En general, la manera en la que aprendemos se desprende de convenciones, acuerdos y ejercicios de experimentación-repetición-comprobación que establecen de manera tajante los datos y símbolos que dictarán la forma en la que entendemos el mundo. Eagan nos invita a dudar y plantearnos cómo es ese proceso mediante el cual aprendemos, qué es lo que aprendemos (si datos, códigos, signos, experiencias significativas o todos ellos) y qué otras formas y espacios podríamos encontrar para dar un giro a nuestros procesos de aprendizaje. 

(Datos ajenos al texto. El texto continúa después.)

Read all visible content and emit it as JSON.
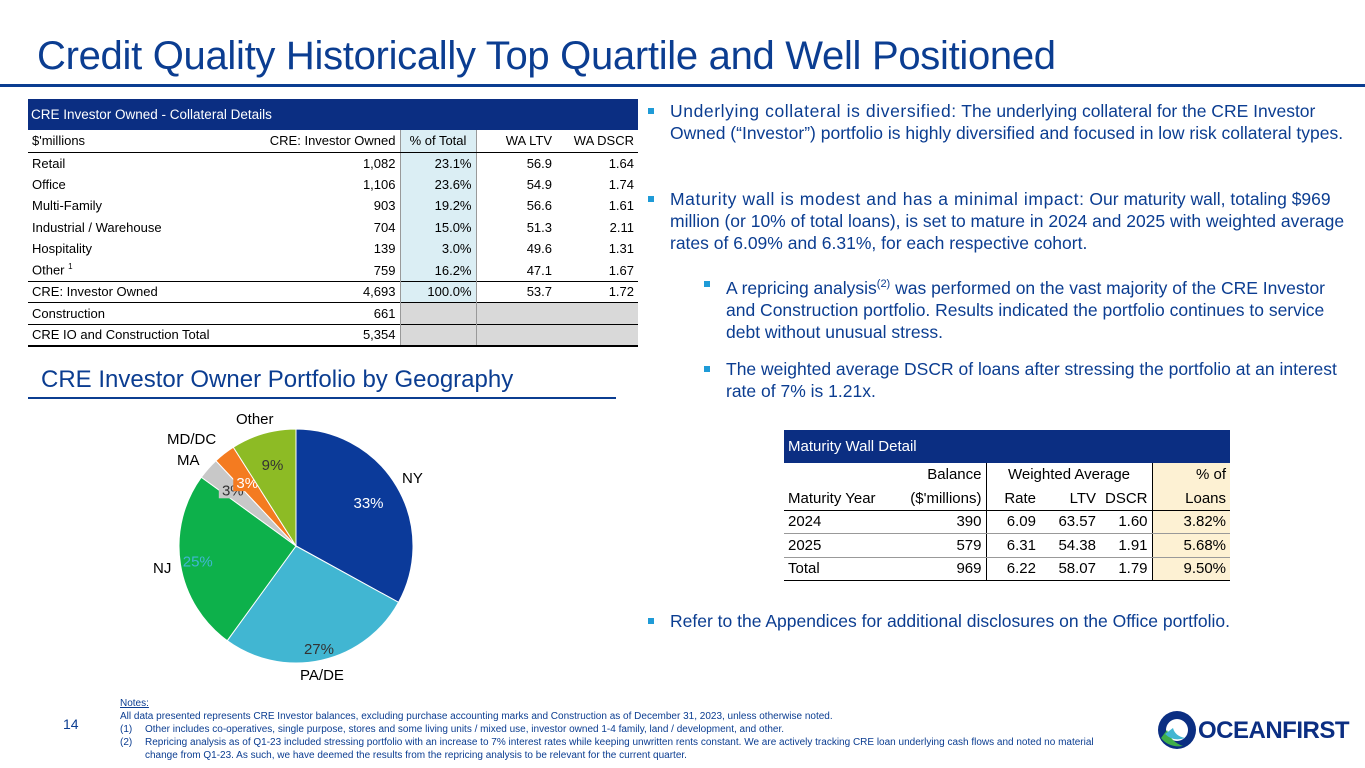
{
  "title": "Credit Quality Historically Top Quartile and Well Positioned",
  "cre_table": {
    "header": "CRE Investor Owned - Collateral Details",
    "columns": [
      "$'millions",
      "CRE: Investor Owned",
      "% of Total",
      "WA LTV",
      "WA DSCR"
    ],
    "rows": [
      {
        "name": "Retail",
        "amount": "1,082",
        "pct": "23.1%",
        "ltv": "56.9",
        "dscr": "1.64"
      },
      {
        "name": "Office",
        "amount": "1,106",
        "pct": "23.6%",
        "ltv": "54.9",
        "dscr": "1.74"
      },
      {
        "name": "Multi-Family",
        "amount": "903",
        "pct": "19.2%",
        "ltv": "56.6",
        "dscr": "1.61"
      },
      {
        "name": "Industrial / Warehouse",
        "amount": "704",
        "pct": "15.0%",
        "ltv": "51.3",
        "dscr": "2.11"
      },
      {
        "name": "Hospitality",
        "amount": "139",
        "pct": "3.0%",
        "ltv": "49.6",
        "dscr": "1.31"
      },
      {
        "name": "Other",
        "sup": "1",
        "amount": "759",
        "pct": "16.2%",
        "ltv": "47.1",
        "dscr": "1.67"
      }
    ],
    "total": {
      "name": "CRE: Investor Owned",
      "amount": "4,693",
      "pct": "100.0%",
      "ltv": "53.7",
      "dscr": "1.72"
    },
    "construction": {
      "name": "Construction",
      "amount": "661"
    },
    "grand_total": {
      "name": "CRE IO and Construction Total",
      "amount": "5,354"
    }
  },
  "geo_title": "CRE Investor Owner Portfolio by Geography",
  "chart_data": {
    "type": "pie",
    "title": "CRE Investor Owner Portfolio by Geography",
    "categories": [
      "NY",
      "PA/DE",
      "NJ",
      "MA",
      "MD/DC",
      "Other"
    ],
    "values": [
      33,
      27,
      25,
      3,
      3,
      9
    ],
    "labels": [
      "33%",
      "27%",
      "25%",
      "3%",
      "3%",
      "9%"
    ],
    "colors": [
      "#0B3A9A",
      "#41B6D2",
      "#0DB14B",
      "#C8C8C8",
      "#F47B20",
      "#8DBB25"
    ]
  },
  "bullets": {
    "b1_lead": "Underlying collateral is diversified:",
    "b1_text": " The underlying collateral for the CRE Investor Owned (“Investor”) portfolio is highly diversified and focused in low risk collateral types.",
    "b2_lead": "Maturity wall is modest and has a minimal impact:",
    "b2_text": " Our maturity wall, totaling $969 million (or 10% of total loans), is set to mature in 2024 and 2025 with weighted average rates of 6.09% and 6.31%, for each respective cohort.",
    "b3_pre": "A repricing analysis",
    "b3_sup": "(2)",
    "b3_post": " was performed on the vast majority of the CRE Investor and Construction portfolio. Results indicated the portfolio continues to service debt without unusual stress.",
    "b4": "The weighted average DSCR of loans after stressing the portfolio at an interest rate of 7% is 1.21x.",
    "b5": "Refer to the Appendices for additional disclosures on the Office portfolio."
  },
  "maturity": {
    "header": "Maturity Wall Detail",
    "h1": {
      "balance": "Balance",
      "wa": "Weighted Average",
      "pct": "% of"
    },
    "h2": {
      "year": "Maturity Year",
      "balance": "($'millions)",
      "rate": "Rate",
      "ltv": "LTV",
      "dscr": "DSCR",
      "loans": "Loans"
    },
    "rows": [
      {
        "year": "2024",
        "balance": "390",
        "rate": "6.09",
        "ltv": "63.57",
        "dscr": "1.60",
        "loans": "3.82%"
      },
      {
        "year": "2025",
        "balance": "579",
        "rate": "6.31",
        "ltv": "54.38",
        "dscr": "1.91",
        "loans": "5.68%"
      },
      {
        "year": "Total",
        "balance": "969",
        "rate": "6.22",
        "ltv": "58.07",
        "dscr": "1.79",
        "loans": "9.50%"
      }
    ]
  },
  "notes": {
    "heading": "Notes:",
    "line0": "All data presented represents CRE Investor balances, excluding purchase accounting marks and Construction as of December 31, 2023, unless otherwise noted.",
    "n1_key": "(1)",
    "n1": "Other includes co-operatives, single purpose, stores and some living units / mixed use, investor owned 1-4 family, land / development, and other.",
    "n2_key": "(2)",
    "n2": "Repricing analysis as of Q1-23 included stressing portfolio with an increase to 7% interest rates while keeping unwritten rents constant. We are actively tracking CRE loan underlying cash flows and noted no material change from Q1-23. As such, we have deemed the results from the repricing analysis to be relevant for the current quarter."
  },
  "page_number": "14",
  "logo_text": "OCEANFIRST"
}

Entonces, mucho ojo si alguna vez has dicho “sí” a cualquiera de las siguientes consignas:

 

La educación es un proceso de acumulación de conocimientos. Según Egan, ésta es la receta perfecta para crear “pensadores ordinarios”. Además de introducir datos a nuestra mente, la educación también implica habilidades conectadas a las emociones, intenciones y un sentido humano profundo. El conocimiento del mundo y la humanidad no está vaciado en todos los libros que hay en el planeta, sino en la experiencia humana y en las herramientas que cada uno tiene para desarrollarla.

 

La mente humana es como una computadora. Temo informarles que esta creencia ya está descontinuada. La mente humana no aprende tal como lo hace una computadora ¿Por qué? Bueno, pues sencillamente porque los datos recuperados en la mente se mezclan con una efervescencia cambiante, inestable y sorpresiva de emociones, intenciones y recuerdos que también son parte de lo que Eagan llama nuestra “vida mental”. 2+2=4 o La conquista española de territorios mexicas, no tienen ningún sentido sin la efervescencia anterior. La memoria humana -de la que se nutre el aprendizaje- se parece más bien a un mar en constante agitación, pues nada de lo que aprendemos se mantiene de la misma forma en la que se introdujo a la mente en un primer momento.

 

Hay que luchar contra el “aprendizaje de memoria”. Siguiendo la línea poco fructífera de comparar a un estudiante con una máquina que se llena de datos, los progresistas aportaron al campo de la educación la idea de que el “aprendizaje de memoria” es hueco y carece de valor. Eagan, sin embargo, dice que la memoria debe ser usada como estimulante para el aprendizaje: no es aprender de memoria, sino con la memoria. Si esta forma va a emplearse, que su contenido sea significativo y sirva como un detonador que ayude a desarrollar la imaginación. No se trata de repetir datos como pericos, sino de evocar lo que ya sabemos.

 

Si te sientes terrible por haber dicho “sí” a estas consignas en algún momento de tu vida –o por haberlas asumido-, no todo está perdido: hay una posibilidad de cambio que salvará el día, y es que empecemos a introducir la chispa de la imaginación en la educación de manera consciente y activa. La imaginación, dice Eagan, no crea contenido por sí sola, pero es muy útil cuando se nutre de lo que ya sabemos y de nuestra capacidad para construir, reconstruir, componer o recomponer cualquier saber para otorgrle un sentido.

 

El aprendizaje que usa la imaginación como medio, produce placer… ¡¿Qué estás esperando?!